A proof-of-principle simulation study has been done via the two-stage ML model. It is evident that the precision and speed of the prediction are adequate for fully automated UED operation. In the experimental case, the entire process, including setting up the UED instrument, recording BD patterns, loading the dataset to the computer, training the ML model, and updating the model in the operating system of the UED instrument, will take just a few hours (e.g., 4 h in collecting data and 10 min in training for the 10 k-data case on an RTX2080 GPU). The estimation assumes that the ML model has been established prior to the experiment and the time is only spent in updating the model. Since the GTS-ML model is sample independent, the model needs to be updated less often (e.g., once in a few weeks); it is performed only when there is a change of the machine calibration, or the commissioning of a new operational mode. Occasional retraining is needed when the beam falls out of the range on which the GTS-ML model was trained. Similarly, STD-ML needs to be updated only when there is a sample change or detector replacement.

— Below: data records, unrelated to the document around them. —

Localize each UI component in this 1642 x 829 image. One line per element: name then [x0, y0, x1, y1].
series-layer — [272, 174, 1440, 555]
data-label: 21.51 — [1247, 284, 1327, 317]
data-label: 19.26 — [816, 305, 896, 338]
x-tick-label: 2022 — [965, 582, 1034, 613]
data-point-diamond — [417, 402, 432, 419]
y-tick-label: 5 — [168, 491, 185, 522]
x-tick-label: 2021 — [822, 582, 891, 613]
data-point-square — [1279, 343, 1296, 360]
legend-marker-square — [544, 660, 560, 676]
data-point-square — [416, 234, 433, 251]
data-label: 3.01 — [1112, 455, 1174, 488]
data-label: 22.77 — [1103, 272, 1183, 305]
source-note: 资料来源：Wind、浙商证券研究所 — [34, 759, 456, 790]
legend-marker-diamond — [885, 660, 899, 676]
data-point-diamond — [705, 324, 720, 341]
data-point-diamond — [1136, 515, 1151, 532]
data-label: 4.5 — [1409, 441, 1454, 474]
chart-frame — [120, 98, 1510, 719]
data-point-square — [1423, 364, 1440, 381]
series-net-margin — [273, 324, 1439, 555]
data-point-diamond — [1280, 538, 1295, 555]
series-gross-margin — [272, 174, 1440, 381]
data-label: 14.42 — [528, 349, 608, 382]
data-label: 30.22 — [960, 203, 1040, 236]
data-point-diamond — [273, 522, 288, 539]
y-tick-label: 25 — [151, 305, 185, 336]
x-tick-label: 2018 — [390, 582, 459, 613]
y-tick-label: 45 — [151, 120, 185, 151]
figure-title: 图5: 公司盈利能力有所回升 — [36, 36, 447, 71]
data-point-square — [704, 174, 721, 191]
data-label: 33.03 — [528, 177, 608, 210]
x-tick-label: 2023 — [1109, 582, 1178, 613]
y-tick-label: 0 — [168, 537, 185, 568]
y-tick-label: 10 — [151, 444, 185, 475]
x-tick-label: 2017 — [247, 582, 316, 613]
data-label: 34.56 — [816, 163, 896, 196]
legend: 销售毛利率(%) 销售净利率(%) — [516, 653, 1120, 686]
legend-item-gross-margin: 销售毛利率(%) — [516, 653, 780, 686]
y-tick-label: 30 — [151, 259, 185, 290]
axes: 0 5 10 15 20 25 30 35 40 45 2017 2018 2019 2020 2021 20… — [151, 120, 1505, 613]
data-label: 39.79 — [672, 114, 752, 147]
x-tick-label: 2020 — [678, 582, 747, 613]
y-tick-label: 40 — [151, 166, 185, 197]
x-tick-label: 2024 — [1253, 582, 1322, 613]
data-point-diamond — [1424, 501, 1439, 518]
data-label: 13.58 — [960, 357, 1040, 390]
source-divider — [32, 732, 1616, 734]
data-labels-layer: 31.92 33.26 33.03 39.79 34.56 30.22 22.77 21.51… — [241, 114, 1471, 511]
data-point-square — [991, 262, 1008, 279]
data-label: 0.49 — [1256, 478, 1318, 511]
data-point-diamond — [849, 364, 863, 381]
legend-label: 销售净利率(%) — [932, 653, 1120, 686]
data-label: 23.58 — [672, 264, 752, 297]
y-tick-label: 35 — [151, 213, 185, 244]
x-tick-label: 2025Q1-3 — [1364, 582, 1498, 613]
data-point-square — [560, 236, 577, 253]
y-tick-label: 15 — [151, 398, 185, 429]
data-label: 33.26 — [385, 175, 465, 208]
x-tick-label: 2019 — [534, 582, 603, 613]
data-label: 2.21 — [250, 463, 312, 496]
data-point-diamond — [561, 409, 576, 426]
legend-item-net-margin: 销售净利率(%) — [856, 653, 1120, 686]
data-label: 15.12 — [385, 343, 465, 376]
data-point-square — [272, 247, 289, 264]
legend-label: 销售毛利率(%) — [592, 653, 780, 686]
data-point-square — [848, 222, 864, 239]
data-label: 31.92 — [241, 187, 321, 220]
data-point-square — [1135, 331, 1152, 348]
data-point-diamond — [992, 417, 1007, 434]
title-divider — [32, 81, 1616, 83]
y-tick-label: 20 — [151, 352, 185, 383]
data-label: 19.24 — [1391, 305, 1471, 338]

The study demonstrates that the two-stage model enables the full automation of the UED instrument. The BPA method reduces the image size by more than a factor of 10. These images are used to train an ML model, which predicts the beam divergences and spatial position jitters with a guaranteed high fidelity. Besides, the predicted x and y position jitters are needed to center those BD patterns before the application of PCT-v2. Then, the PCT BD patterns are used to train an ML model, which only predicts the energy spread and energy and hence has a significantly improved precision (> 5). Furthermore, compared to the proposed method in our earlier study1, the global optimization enabled by the ML via Latin hypercube sampling scheme33 provides a full coverage of the parameter space of a UED instrument, and as a result, allows more electrons to be packed (with 150 times brighter) in the most important dimensions, i.e., divergences and energy spread, as shown in Table 4. We provide a roadmap toward the full automation of the UED operation and real-time diagnosis of electron beam properties with a comprehensive set of beam parameters. The two-stage approach can be easily extended to other types of accelerator facilities. Eliminating the setup time for a UED experiment and providing the ultrahigh bright electron beam to the UED/UEM with a single-shot imaging capability can be a game changer in the ultrafast science and technology.

Table 4 The operational and ML optimized electron beam properties at the standard charge of 0.5 pC are shown as the left and right columns, respectively.